As more and more of our A/V/L equipment becomes computerized—and thus is running from a hard drive—figuring out how long a drive will last is quickly becoming a big deal for technical leaders. A quick count in my tech booth tallied 20 hard drives (both SSD and spinning). Some of those are backups, and that doesn’t count the 3 others that we keep in another room as backups. So to say our operation relies on hard drives is an understatement.
But how long will they last?
That is the question. I’ve had a lot of experience with hard drives over the years. I’m sure I’ve owned, managed, bought, replaced hundreds of drives. And for the life of me, I’ve not been able to come up with a consistent answer. Thankfully, there are companies who don’t use hundreds of hard drives but thousands.

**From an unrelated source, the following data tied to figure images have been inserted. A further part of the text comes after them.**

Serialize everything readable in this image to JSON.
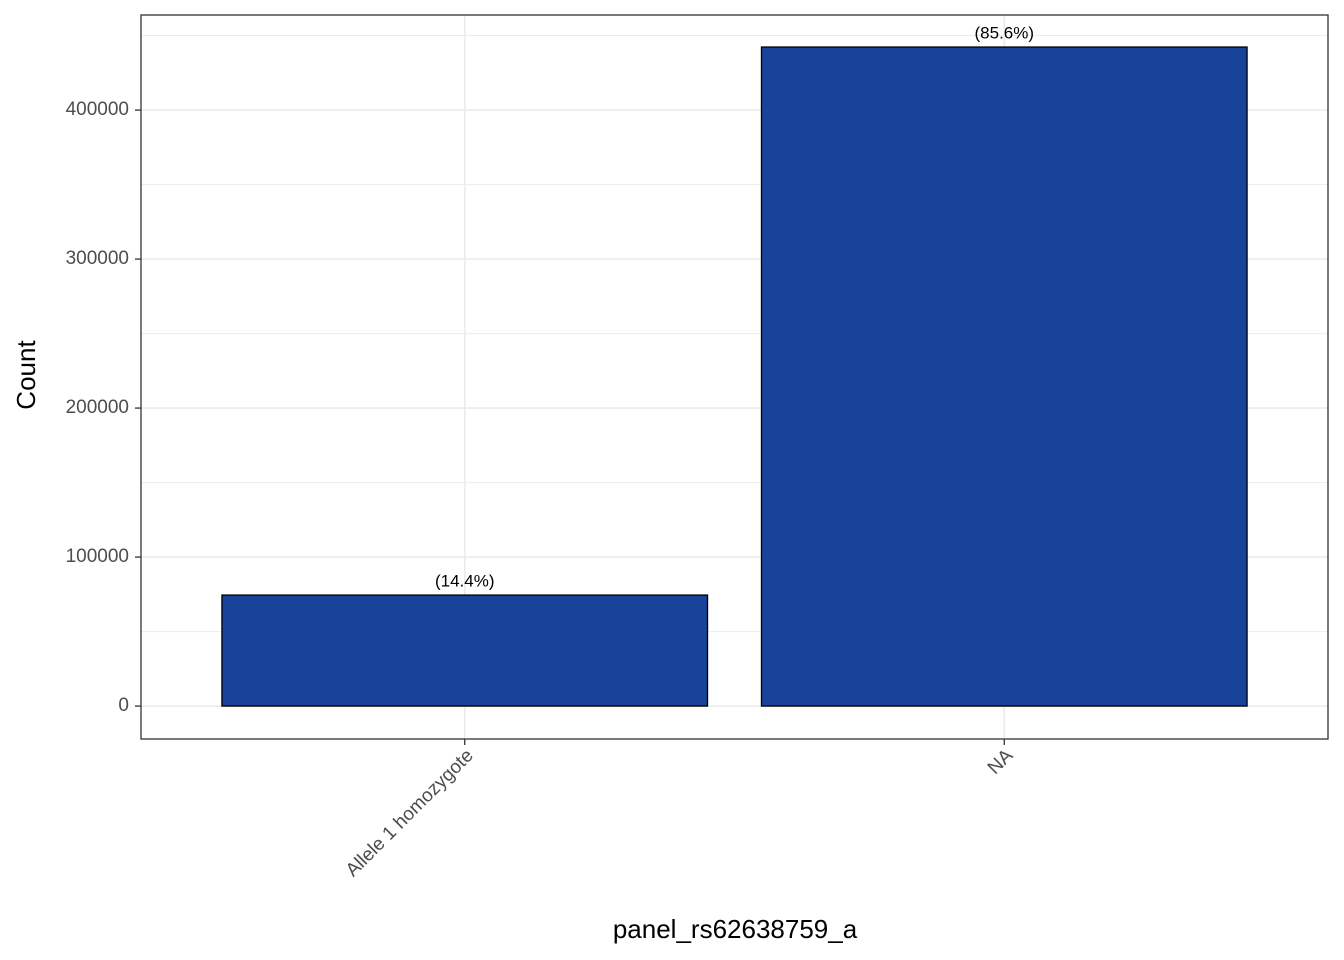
{
  "chart_data": {
    "type": "bar",
    "x_label": "panel_rs62638759_a",
    "y_label": "Count",
    "categories": [
      "Allele 1 homozygote",
      "NA"
    ],
    "values": [
      74500,
      442300
    ],
    "shares": [
      14.4,
      85.6
    ],
    "share_labels": [
      "(14.4%)",
      "(85.6%)"
    ],
    "color": "#18439a",
    "ylim": [
      -22100,
      463800
    ],
    "yticks": [
      0,
      100000,
      200000,
      300000,
      400000
    ],
    "minor_yticks": [
      50000,
      150000,
      250000,
      350000,
      450000
    ],
    "grid": true
  }
}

Tens of thousands actually.
Backblaze is a company that provides online backup. They started five years ago and now deploy 75 petabytes of storage. They are quickly approaching 30,000 drives in service. They elected to install consumer-grade drives, not the server-grade, industrial strength ones. People told them they were crazy, but it’s worked out OK. They have a ton of data on hard drive failure rates.
Recently they wrote a blog post that details their current knowledge of failure rates. I recommend you go read the whole article because it’s quite interesting. But here’s the Cliff Notes version.
Drives last 6 years.
Well, that’s sort of true. They are extrapolating 5 year data, to 6 years, and arriving at the point where 50% of the drives fail. That becomes the median failure rate. In other words, if their projection holds up (and we’ll have to wait a year or more to see), 50% of drives will fail before 6 years. Which also meads 50% will continue to run. But wait…there’s more!
The Bathtub Curve.
Reliability engineers point to a curve called the Bathtub Curve. It shows three things; the early failure rate, a constant failure rate, and the parts wearing out failure rate. When overlaid on top of each other, it looks a bit like a bathtub.
This curve mirrors what Backblaze finds as well. Indeed, I would say this is what I’ve tended to see in my much more limited experience. Backblaze finds that drives have three distinct failure rates. From their post:
- For the first 1.5 years, drives fail at 5.1% per year.
- For the next 1.5 years, drives fail LESS, at about 1.4% per year.
- After 3 years though, failures rates skyrocket to 11.8% per year.
The early rate is the “infant mortality” rate; those that likely have some sort of manufacturing defect. However, if the drive survives the first year and a half, they seem to do quite well. After three years however, parts start to wear out. As mechanical devices, bearings will wear, heads will wear, and even the magnetic properties will change. At that point, almost 12% begin to fail.
While that looks like a huge jump, keep in mind that after three years, more than 80% of the drives are still working. So that’s not too bad.
What does this mean for us?
I think it means what it always meant: we have to back up regularly. For every mission critical drive, we need to have a hot backup that can be swapped in quickly in case of failure. If it’s not a RAID copy, having a clone of the drive with the most current data possible will make it much easier to get up and running when the drive fails.
Also, I think having a policy of replacing mission critical drives on a regular basis is a good idea. I’ve personally settled on a 3-year replacement policy for most of my drives, and that’s just based on my experience. Interestingly, it seems to be mirrored by this data. I could probably stretch it out to 4 years because I have good backups, but drives are so inexpensive now, it seems to make sense to replace them.
I would love to see a study like this with SSDs. My gut tells me we’ll be on a 3-year plan with those as well, but we’ll have to wait and see.
Like everything, planning is everything. Knowing our drives will fail makes it easy to justify backups as well as money in the budget for replacements. Remember, when it comes to drives, it’s not a question of “if,” but “when.”